Carbon Dot-Modified Electrospun Cellulose Acetate Mats: Increased Susceptibility to Degradation under Soil Burial and UV Irradiation

Environmental pollution by release of nondegradable textile fibers and single-use fabrics, such as face masks, is a serious threat. Replacement of electrospun polypropylene fabrics with materials that have a better environmental degradation profile is therefore of interest. Here, a strategy is presented through carbon dot (CD) modification of cellulose acetate (CA) mats produced by a one-step electrospinning process. The mats were carefully characterized for their physicochemical properties and screened for any antioxidant or antibacterial properties before they were subjected to aging under UV irradiation or soil burial. Typically, the degree of substitution (DS) of CA needs to be under 2 for any significant biodegradation to take place. It was therefore of interest to notice that some deacetylation took place already during electrospinning as the initial DS of 2.2, as determined by nuclear magnetic resonance spectroscopy (NMR), decreased to 2.0 and 1.8 for CA and CD-modified CA (CA-CD), respectively. After 30 days of soil burial or 7 days of UV irradiation, the DS of CA-CD had further decreased to 1.1 and 0.9, while the corresponding values for plain CA were 1.5 and 1.8. CD modification thus significantly catalyzed the deacetylation process, helping to overcome the bottleneck of CA biodegradation.
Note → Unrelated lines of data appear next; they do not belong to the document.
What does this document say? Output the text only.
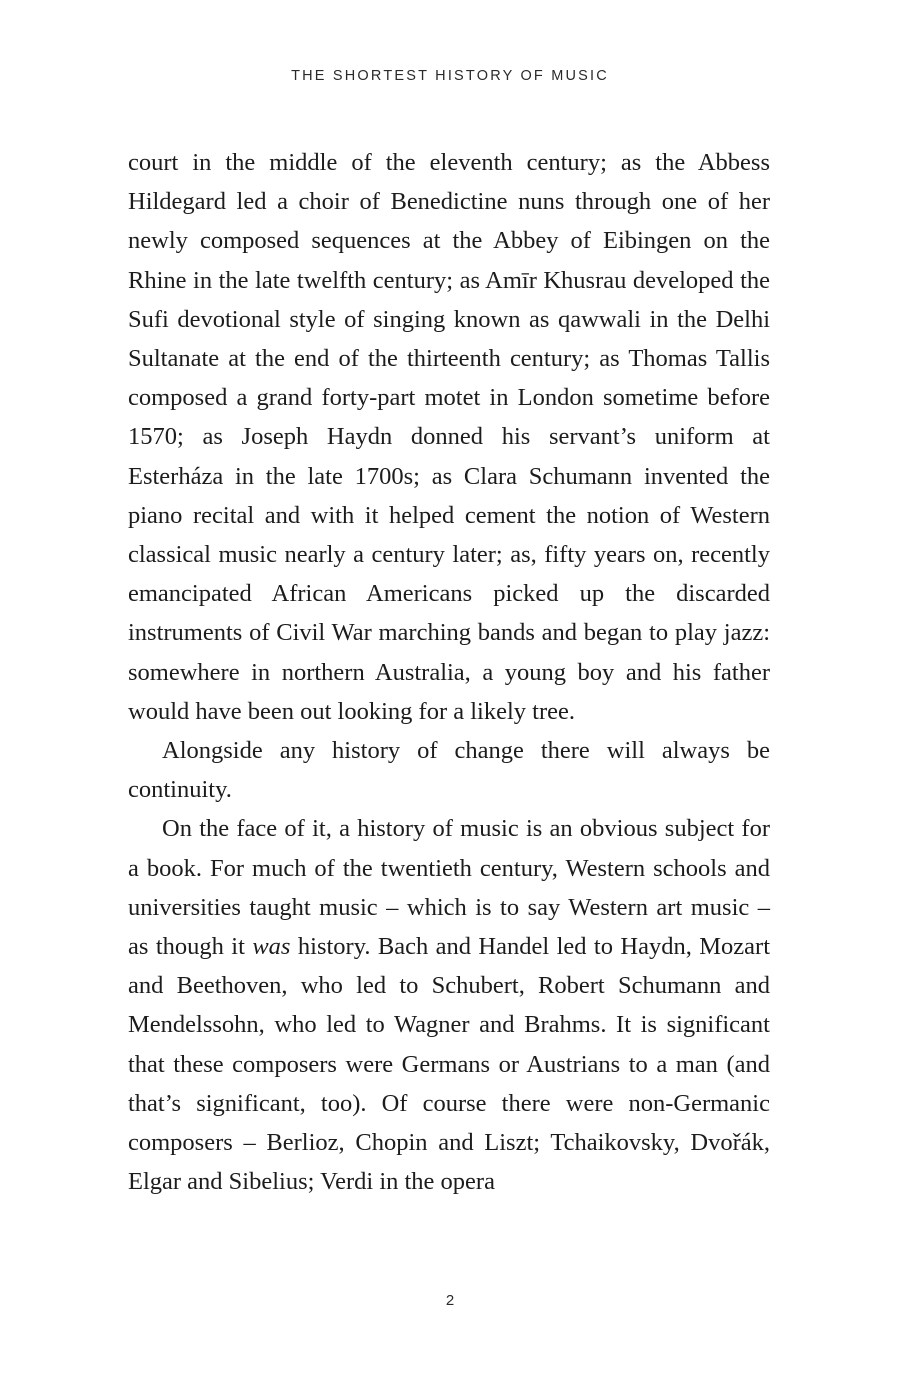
THE SHORTEST HISTORY OF MUSIC

court in the middle of the eleventh century; as the Abbess Hildegard led a choir of Benedictine nuns through one of her newly composed sequences at the Abbey of Eibingen on the Rhine in the late twelfth century; as Amīr Khusrau developed the Sufi devotional style of singing known as qawwali in the Delhi Sultanate at the end of the thirteenth century; as Thomas Tallis composed a grand forty-part motet in London sometime before 1570; as Joseph Haydn donned his servant’s uniform at Esterháza in the late 1700s; as Clara Schumann invented the piano recital and with it helped cement the notion of Western classical music nearly a century later; as, fifty years on, recently emancipated African Americans picked up the discarded instruments of Civil War marching bands and began to play jazz: somewhere in northern Australia, a young boy and his father would have been out looking for a likely tree.

Alongside any history of change there will always be continuity.

On the face of it, a history of music is an obvious subject for a book. For much of the twentieth century, Western schools and universities taught music – which is to say Western art music – as though it was history. Bach and Handel led to Haydn, Mozart and Beethoven, who led to Schubert, Robert Schumann and Mendelssohn, who led to Wagner and Brahms. It is significant that these composers were Germans or Austrians to a man (and that’s significant, too). Of course there were non-Germanic composers – Berlioz, Chopin and Liszt; Tchaikovsky, Dvořák, Elgar and Sibelius; Verdi in the opera

2
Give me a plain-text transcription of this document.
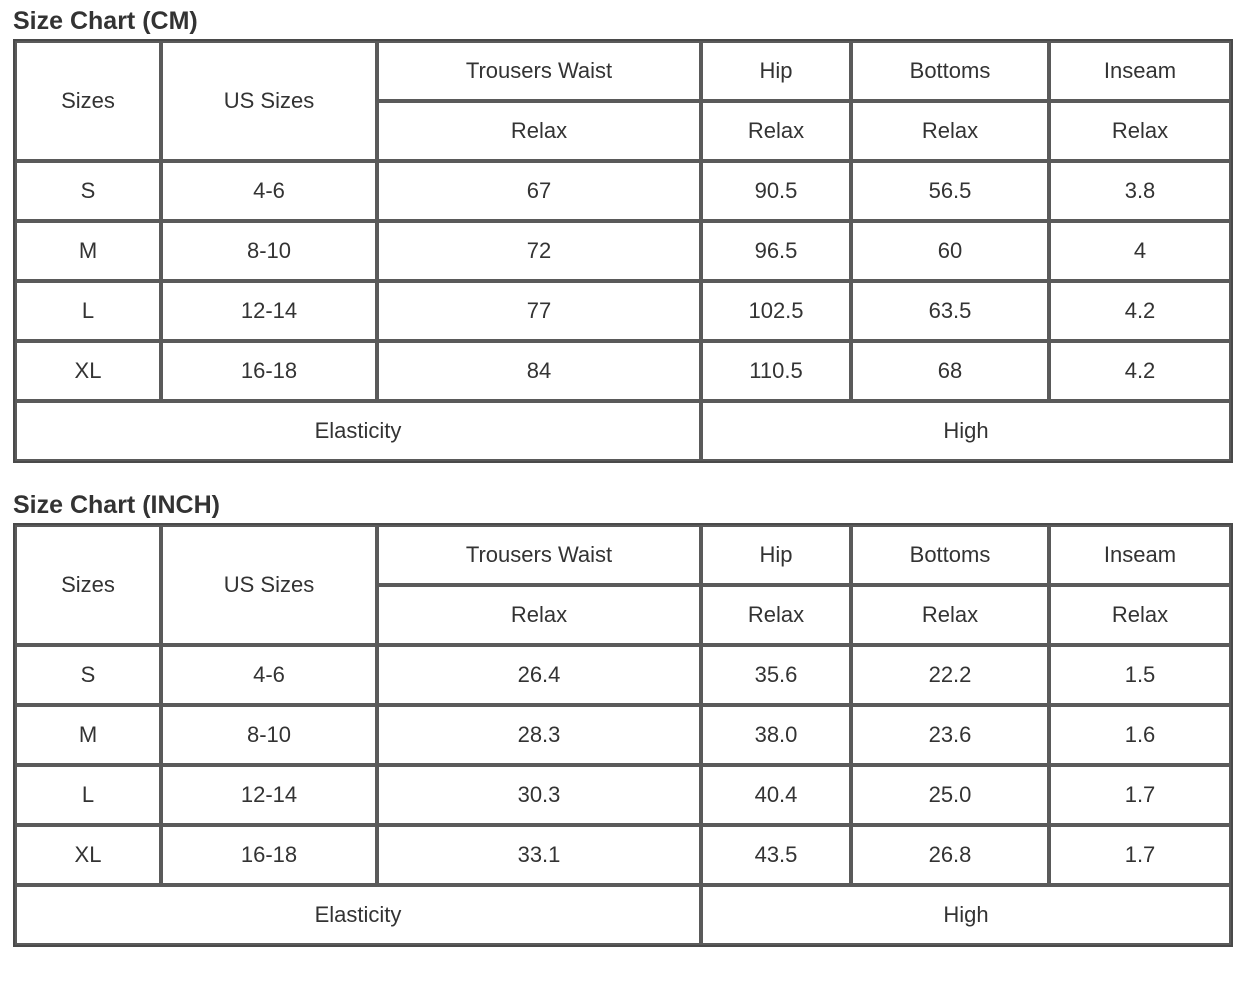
Size Chart (CM)
Sizes	US Sizes	Trousers Waist	Hip	Bottoms	Inseam
		Relax	Relax	Relax	Relax
S	4-6	67	90.5	56.5	3.8
M	8-10	72	96.5	60	4
L	12-14	77	102.5	63.5	4.2
XL	16-18	84	110.5	68	4.2
Elasticity			High		
Size Chart (INCH)
Sizes	US Sizes	Trousers Waist	Hip	Bottoms	Inseam
		Relax	Relax	Relax	Relax
S	4-6	26.4	35.6	22.2	1.5
M	8-10	28.3	38.0	23.6	1.6
L	12-14	30.3	40.4	25.0	1.7
XL	16-18	33.1	43.5	26.8	1.7
Elasticity			High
The degradation of the mats was supported by other physicochemical changes, such as decreased water contact angle and molecular weight values. It was further shown that degradation during soil burial was significantly faster for the electrospun mats compared to the corresponding CA and CA-CD films, which could be due to the combination of larger surface area and the deacetylation that took place during electrospinning, making the electrospun mats more susceptible to subsequent biodegradation. However, the catalyzing effect of CD was observed even for the film samples, leading to somewhat lower DS and higher mineralization as determined by CO2 release.